2. Representations of the Intellectual by Edward W. Said
Said asks what it means to be an intellectual in an age of information. Rather than seeing intellectuals as specialized servants of special interest, he views them as thinkers with great responsibility. Said warns that the path of an intellectual is not an easy or mainstream one. He purports, “It is a spirit of opposition, rather than in accommodation, that grips me because the romance, the interest, the challenge of intellectual life is to be found in dissent against the status quo at a time when the struggle on behalf of underrepresented and disadvantaged groups seems so unfairly weighted against them.” (xvii). It is this spirit of opposition that my studies envelop. I question my country because I love it. Rather than just accept things as they are, I feel it is my responsibility to question how I can make things better.
3. To Teach: the journey in comics by William Ayers and Ryan Alexander-Tanner
In the forward to this book, Johnathan Kozol speaks on the myths of education that Ayers addresses in this book. He states, “Not the least among those dragons is the notion that ‘technique’ alone- and especially the technical devices typically associated with a set of arbitrary state-mandated standards that induce subordination in the minds of students- are a good and proper substitute for the exhilaration that good teachers take in plunging ‘into the unknown’ beside them.” (xi) In other words, Ayers questions the status quo. To him, the state is taking away the opportunity for both students and educators to find excitement in discovery and learning. Ayers feels anyone who tries to define knowledge, which is infinite intersubjective and multidimensional, is killing learning. Ayers, like Schubert saw good teaching as an act of love, rather than a specific technique.

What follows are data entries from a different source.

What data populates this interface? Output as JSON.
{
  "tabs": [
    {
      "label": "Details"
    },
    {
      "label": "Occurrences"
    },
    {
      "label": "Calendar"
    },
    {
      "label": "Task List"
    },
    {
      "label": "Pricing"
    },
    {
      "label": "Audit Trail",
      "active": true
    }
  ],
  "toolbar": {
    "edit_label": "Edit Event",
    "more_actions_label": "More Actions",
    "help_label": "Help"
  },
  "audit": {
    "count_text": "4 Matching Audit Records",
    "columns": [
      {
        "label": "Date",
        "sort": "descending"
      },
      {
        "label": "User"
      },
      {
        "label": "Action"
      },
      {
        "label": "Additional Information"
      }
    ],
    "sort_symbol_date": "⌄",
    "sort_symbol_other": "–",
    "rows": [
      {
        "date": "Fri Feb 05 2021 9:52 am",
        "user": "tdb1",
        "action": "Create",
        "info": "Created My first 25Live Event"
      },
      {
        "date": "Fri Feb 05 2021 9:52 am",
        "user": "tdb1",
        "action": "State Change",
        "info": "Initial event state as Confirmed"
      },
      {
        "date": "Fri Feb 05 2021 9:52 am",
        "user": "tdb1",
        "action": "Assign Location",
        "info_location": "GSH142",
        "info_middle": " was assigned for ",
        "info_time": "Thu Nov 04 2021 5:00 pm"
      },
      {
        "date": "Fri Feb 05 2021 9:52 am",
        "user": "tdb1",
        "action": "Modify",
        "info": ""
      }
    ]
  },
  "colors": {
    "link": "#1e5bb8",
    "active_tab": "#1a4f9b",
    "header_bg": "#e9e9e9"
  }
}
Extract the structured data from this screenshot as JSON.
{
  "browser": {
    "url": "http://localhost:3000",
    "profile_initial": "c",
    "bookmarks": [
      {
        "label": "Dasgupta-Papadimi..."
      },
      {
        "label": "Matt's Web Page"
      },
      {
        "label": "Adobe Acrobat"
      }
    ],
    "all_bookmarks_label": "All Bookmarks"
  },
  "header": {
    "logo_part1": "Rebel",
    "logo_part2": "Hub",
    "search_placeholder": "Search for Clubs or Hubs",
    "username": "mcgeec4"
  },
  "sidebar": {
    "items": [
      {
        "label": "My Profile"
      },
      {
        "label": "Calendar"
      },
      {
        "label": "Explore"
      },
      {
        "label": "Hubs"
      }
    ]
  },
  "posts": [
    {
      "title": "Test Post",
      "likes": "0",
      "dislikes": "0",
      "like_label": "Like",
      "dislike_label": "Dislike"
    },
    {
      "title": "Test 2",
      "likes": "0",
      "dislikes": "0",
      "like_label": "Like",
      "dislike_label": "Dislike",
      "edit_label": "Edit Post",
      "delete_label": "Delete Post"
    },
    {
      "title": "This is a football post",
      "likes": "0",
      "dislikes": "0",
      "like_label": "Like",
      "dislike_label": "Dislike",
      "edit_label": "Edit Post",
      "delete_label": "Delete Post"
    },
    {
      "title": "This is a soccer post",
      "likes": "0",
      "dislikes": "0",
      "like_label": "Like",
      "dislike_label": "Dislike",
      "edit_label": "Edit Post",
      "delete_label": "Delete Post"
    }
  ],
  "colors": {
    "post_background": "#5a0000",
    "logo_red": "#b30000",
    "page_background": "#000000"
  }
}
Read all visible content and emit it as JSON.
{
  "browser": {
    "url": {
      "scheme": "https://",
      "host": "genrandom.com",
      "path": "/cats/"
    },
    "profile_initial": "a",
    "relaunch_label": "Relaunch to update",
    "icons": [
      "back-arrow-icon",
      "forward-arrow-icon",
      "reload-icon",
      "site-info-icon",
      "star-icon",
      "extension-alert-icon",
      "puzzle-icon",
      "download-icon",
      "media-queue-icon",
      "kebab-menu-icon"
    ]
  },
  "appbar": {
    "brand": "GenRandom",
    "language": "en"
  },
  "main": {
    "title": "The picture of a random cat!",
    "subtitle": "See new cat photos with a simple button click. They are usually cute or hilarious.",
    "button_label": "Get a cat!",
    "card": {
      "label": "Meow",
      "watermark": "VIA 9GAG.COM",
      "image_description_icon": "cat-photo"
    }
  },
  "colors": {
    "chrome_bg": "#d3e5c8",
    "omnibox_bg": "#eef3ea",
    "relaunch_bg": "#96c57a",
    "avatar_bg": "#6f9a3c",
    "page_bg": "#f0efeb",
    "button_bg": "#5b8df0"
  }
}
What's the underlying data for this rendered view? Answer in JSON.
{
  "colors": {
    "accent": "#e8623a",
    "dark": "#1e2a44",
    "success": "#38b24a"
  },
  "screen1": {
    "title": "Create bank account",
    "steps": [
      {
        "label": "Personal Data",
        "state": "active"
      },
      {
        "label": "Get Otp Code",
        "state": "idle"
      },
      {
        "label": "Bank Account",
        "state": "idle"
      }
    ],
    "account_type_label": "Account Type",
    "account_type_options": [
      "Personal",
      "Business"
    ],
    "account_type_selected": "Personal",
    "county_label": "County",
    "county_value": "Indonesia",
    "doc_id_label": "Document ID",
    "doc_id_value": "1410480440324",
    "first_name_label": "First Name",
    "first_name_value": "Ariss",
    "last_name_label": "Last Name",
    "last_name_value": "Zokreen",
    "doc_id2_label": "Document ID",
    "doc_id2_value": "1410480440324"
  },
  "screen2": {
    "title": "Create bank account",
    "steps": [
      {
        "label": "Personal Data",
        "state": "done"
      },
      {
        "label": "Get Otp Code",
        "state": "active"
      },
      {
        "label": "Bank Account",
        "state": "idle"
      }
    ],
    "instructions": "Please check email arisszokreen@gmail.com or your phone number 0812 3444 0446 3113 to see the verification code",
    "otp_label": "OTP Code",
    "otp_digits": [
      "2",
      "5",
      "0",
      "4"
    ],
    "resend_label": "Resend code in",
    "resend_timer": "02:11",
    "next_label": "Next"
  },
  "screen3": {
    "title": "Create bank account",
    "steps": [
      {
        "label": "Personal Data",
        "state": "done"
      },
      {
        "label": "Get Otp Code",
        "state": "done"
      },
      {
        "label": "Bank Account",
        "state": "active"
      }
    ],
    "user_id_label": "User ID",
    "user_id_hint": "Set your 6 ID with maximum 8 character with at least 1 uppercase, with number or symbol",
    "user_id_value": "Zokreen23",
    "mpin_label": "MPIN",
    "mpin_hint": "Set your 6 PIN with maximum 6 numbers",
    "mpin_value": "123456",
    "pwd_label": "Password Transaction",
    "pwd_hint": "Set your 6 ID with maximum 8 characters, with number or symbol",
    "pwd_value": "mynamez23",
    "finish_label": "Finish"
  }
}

He clearly defined my dilemma as an educator in Chicago Public Schools and a student at the University of Illinois Chicago when he explained, “To name oneself as a teacher is to live with one foot in the muck of the world as we find it- with its conventional patterns and received wisdom- and the other foot striding toward a world that could be, but isn’t yet.” (11). This study came to fruition because of the disconnect Ayers describes. At the time I started this project, I felt torn between the books I was reading and the life I was living. When I tried to discuss what researchers had shown was best practice with my administrators, I was told “these aren’t normal kids” and advised to teach lessons that wouldn’t require them to move or leave their desks. Needless to say, my questioning the system was not appreciated and I was not asked to return the following year.